Cojeó menos camino al almacén. Busca un banco. Cállate, Efrén. Las cosas ya no son como eran antes. Ahora no se pueden asaltar los bancos así, de buenas a primeras. Qué va a saber un pedazo de polvo de Tierra Caliente cómo sobrevivir. Tantos años siendo una inmigrante modelo. Son yoris, Juanita. Calla, Venado Negro. ¿Qué no ves que estoy ocupada? Ya para qué hablas tanto.
La ventaja de que todos los jefes sean estúpidos es que se creen invencibles. La había visto más de una vez meter el sobre con las ventas del día en un congelador. No le costó nada encontrarlo. El banco de comercio. Las ventas al aire acondicionado. Derrocar a los ricos. Brigada de Ajusticiamiento. Franquicia inalterable. Tu brazo izquierdo. Tu cara, Venado Negro. Tus cabellos lacios. Una y otra vez. Hacer valer el derecho a tener educación, vivienda, cultura, higiene, salud y descanso. Tu espalda en la sierra. Tobillo. El olor de tu boca a café empalagoso cuando acercabas tu cara para hablarme de cerca. El sobre.
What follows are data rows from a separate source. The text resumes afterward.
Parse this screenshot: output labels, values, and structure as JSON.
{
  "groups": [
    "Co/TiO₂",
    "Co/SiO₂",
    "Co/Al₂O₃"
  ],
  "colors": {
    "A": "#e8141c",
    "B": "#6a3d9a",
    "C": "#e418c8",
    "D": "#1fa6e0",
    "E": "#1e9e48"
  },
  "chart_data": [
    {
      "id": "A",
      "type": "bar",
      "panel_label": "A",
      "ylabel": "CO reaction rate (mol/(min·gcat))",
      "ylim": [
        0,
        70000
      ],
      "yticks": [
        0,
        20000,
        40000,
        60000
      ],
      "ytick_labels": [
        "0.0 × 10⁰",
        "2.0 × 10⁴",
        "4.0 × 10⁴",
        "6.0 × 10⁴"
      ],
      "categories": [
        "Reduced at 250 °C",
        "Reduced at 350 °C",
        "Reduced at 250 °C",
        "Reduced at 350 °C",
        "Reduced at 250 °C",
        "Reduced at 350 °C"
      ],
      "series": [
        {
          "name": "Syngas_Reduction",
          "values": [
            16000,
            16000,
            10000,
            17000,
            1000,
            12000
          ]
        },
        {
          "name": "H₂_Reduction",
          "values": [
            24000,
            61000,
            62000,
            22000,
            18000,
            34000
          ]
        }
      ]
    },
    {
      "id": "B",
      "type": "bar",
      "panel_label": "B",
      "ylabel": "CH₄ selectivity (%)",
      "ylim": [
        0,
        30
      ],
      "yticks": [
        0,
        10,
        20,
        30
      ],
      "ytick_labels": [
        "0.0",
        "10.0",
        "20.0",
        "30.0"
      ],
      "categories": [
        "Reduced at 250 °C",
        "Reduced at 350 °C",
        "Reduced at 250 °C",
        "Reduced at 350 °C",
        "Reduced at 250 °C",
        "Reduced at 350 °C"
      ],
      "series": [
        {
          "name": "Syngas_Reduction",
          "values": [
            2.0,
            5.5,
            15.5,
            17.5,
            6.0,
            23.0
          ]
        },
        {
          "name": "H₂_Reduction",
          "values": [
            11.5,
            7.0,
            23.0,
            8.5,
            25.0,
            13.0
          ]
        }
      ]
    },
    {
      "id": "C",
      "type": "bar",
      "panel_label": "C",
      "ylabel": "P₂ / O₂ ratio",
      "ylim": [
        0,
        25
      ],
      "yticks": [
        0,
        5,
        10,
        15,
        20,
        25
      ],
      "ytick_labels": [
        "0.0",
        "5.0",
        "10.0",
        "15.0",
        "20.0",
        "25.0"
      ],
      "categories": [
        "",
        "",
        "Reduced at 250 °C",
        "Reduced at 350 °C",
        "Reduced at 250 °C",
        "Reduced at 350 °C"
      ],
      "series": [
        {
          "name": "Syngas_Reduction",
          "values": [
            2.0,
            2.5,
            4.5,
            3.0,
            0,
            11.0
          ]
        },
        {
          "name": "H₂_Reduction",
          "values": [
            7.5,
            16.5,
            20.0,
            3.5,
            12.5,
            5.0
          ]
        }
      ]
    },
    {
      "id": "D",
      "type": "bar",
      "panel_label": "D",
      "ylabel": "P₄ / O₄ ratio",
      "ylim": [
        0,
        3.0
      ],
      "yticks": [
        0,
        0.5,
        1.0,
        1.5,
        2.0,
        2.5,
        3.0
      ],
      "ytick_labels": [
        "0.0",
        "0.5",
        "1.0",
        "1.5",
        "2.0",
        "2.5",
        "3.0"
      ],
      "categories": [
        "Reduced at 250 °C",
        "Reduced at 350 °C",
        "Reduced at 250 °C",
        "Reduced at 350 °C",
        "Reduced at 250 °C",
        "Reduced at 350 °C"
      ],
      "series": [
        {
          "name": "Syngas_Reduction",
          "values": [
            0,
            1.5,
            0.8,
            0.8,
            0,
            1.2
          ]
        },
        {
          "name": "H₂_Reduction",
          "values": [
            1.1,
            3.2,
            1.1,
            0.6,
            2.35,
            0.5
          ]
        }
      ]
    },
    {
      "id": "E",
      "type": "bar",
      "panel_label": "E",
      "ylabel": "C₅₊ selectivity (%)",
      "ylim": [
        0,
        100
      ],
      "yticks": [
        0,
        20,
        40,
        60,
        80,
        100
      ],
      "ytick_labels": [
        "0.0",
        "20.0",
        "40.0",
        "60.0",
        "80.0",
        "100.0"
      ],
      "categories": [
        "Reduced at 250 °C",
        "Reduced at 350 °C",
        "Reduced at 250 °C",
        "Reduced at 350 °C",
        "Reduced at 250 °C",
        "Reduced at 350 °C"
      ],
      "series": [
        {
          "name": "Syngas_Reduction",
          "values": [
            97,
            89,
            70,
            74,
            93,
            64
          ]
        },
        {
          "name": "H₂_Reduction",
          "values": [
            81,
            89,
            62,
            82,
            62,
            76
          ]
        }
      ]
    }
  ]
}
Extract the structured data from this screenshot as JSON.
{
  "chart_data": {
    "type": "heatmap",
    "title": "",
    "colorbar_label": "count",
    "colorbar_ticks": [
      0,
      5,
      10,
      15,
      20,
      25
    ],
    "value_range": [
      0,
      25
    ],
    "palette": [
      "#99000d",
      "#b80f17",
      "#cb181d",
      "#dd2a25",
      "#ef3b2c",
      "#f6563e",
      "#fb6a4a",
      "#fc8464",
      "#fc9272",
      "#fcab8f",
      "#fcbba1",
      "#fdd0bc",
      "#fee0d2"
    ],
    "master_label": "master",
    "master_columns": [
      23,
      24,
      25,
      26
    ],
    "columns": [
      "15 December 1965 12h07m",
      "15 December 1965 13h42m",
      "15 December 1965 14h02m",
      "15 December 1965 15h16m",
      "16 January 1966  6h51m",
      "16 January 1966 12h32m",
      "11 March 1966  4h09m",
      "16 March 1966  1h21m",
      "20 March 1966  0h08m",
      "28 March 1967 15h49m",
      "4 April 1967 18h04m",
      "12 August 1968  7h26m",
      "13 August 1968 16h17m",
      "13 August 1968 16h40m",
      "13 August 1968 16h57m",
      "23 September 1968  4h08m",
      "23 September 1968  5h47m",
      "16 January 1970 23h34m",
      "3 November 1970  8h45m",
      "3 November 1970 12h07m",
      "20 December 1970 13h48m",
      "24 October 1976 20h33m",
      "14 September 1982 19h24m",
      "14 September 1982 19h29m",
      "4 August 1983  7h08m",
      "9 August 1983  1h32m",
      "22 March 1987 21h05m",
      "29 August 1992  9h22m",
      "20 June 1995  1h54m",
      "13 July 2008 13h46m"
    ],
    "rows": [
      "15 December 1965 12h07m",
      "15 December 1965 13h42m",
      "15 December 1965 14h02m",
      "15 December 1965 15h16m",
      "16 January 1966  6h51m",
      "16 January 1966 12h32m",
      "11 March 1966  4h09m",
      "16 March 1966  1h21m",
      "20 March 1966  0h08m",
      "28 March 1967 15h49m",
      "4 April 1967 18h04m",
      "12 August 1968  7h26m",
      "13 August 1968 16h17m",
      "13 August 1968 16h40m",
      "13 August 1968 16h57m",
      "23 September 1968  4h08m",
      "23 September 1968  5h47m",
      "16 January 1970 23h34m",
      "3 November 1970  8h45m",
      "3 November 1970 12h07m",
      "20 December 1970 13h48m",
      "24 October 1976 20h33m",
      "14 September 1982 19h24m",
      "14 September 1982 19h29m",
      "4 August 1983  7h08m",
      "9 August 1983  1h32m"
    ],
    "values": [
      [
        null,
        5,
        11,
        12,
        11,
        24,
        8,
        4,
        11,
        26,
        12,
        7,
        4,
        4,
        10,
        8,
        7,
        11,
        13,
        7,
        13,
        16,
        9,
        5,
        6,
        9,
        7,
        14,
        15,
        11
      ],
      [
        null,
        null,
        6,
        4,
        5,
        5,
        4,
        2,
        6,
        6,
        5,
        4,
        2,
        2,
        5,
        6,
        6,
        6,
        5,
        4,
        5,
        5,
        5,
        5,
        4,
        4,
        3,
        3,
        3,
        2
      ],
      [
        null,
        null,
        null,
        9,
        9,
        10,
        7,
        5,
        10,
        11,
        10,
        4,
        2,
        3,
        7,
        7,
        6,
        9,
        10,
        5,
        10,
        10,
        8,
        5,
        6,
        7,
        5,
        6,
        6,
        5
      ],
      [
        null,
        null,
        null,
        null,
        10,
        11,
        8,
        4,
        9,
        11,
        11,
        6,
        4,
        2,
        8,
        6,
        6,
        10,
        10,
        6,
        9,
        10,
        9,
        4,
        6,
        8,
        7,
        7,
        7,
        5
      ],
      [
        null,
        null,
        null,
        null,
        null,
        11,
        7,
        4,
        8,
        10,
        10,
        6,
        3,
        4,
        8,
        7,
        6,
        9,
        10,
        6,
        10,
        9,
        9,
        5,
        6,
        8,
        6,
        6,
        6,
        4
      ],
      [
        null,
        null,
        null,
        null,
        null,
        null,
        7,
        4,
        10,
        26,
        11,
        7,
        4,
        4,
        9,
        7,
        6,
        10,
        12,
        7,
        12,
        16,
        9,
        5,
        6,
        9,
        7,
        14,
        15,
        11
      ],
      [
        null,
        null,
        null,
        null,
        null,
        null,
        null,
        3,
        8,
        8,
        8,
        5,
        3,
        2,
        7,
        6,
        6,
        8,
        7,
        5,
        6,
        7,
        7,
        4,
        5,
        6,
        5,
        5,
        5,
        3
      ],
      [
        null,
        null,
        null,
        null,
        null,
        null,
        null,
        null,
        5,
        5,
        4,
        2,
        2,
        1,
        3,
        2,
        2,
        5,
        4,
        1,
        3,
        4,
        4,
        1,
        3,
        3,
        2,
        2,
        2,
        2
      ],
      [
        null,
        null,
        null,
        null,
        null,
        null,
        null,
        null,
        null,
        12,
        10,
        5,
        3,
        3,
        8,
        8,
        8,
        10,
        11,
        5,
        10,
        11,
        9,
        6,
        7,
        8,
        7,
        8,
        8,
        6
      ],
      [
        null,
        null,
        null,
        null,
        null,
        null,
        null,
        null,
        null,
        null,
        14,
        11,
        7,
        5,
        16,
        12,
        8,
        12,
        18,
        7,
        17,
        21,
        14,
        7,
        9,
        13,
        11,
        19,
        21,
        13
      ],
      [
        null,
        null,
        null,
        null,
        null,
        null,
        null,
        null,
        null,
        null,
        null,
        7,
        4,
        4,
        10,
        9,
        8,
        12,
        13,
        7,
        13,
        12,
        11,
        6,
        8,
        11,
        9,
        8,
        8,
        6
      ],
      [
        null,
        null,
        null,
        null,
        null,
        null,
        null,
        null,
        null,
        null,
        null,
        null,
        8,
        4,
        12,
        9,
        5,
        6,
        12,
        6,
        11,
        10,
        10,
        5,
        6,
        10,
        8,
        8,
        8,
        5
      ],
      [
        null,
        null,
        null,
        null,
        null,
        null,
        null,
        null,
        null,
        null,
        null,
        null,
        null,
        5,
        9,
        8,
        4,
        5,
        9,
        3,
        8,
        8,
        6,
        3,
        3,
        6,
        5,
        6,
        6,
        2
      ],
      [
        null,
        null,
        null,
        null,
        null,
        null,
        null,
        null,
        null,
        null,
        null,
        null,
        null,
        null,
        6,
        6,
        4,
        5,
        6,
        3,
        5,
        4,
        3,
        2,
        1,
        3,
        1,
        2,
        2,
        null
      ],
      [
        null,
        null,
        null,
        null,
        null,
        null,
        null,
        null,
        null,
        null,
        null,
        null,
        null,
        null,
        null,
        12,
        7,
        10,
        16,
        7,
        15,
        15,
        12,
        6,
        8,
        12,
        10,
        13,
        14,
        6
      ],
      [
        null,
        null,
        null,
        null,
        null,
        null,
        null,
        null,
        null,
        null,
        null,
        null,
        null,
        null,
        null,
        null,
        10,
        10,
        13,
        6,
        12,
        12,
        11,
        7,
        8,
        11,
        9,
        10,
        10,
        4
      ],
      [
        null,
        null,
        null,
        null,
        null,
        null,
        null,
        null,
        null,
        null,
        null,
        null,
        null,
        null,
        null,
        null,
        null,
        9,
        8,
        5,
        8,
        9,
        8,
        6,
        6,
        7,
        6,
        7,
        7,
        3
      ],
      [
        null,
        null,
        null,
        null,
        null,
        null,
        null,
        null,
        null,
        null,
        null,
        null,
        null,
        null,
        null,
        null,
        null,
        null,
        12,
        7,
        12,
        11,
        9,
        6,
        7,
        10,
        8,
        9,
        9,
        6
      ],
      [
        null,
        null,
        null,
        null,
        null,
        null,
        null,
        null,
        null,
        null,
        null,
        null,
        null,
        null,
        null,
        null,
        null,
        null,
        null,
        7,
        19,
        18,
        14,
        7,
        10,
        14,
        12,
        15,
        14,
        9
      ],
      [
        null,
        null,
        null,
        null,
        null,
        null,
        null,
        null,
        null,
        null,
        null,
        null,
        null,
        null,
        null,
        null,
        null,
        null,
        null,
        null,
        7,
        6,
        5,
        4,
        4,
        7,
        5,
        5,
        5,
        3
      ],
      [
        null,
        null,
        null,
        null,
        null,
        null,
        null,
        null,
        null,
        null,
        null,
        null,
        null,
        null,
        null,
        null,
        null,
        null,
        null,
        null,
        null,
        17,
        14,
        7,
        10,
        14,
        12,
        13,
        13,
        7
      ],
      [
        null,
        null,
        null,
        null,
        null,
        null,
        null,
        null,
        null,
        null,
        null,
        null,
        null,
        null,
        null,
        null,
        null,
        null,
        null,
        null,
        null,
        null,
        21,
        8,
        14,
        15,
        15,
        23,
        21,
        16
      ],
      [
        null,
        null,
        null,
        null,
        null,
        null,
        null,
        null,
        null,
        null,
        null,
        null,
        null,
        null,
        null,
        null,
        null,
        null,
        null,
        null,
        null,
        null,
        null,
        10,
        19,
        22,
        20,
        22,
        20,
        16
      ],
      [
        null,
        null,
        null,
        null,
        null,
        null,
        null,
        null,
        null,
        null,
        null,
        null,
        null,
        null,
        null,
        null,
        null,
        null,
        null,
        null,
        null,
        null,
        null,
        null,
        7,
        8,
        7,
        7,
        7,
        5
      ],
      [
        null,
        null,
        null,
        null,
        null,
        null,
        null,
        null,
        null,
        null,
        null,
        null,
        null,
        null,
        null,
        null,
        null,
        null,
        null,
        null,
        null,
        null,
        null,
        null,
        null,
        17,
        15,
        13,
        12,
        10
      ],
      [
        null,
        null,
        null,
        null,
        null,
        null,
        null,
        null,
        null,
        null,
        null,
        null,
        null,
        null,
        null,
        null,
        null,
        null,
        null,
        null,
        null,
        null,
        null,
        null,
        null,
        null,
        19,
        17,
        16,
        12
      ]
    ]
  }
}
Juana Dos Ríos tomó ordenes de café durante seis horas más. El sobre metido en los calzones. Al terminar el turno no se despidió. Dejó el móvil del restaurante en la barra y se fue cojeando por la Via Laietana ya vacía. Caminar con dolor fue tan fácil como nadar en el río Atoyac. Compró café injusto y mucho piloncillo. Panela, aquí se llama panela. Venado Negro, cuando estabas vivo me abrazabas cuando hacía bien. Levantó la cabeza: los edificios como islas en el cielo. Timbre. Mensaje. Aparatejo del infierno, hasta crees que te voy a ver. Era la jefa. Golpe. Vete a rodar por el río desaparecido de Laietana. Vete a caer a los pies de Isabel. Se sacó el sobre de los calzones y lo puso en el bolso. Tenías razón, papá. El Mayo me arruinó la vida para siempre. Lo que busco no existe.
Subió las escaleras a saltos de pie derecho. Se sentó en la cama, su cabello aún olía a aceite de restaurante. Puso el café injusto en la olla. Se echó en el petate de la cocina. Cerró los ojos para oler bien.
Te amo, Juanita. Calla tu boca de muerto. Cállate ya la boca, Efrén.
Relato finalista del I Premio de relato UNAM-España sobre la experiencia de la migración latinoamericana en España, convocado por el Centro de Estudios Mexicanos de la UNAM en España, el Festival Centroamérica Cuenta y la Revista de la Universidad de México.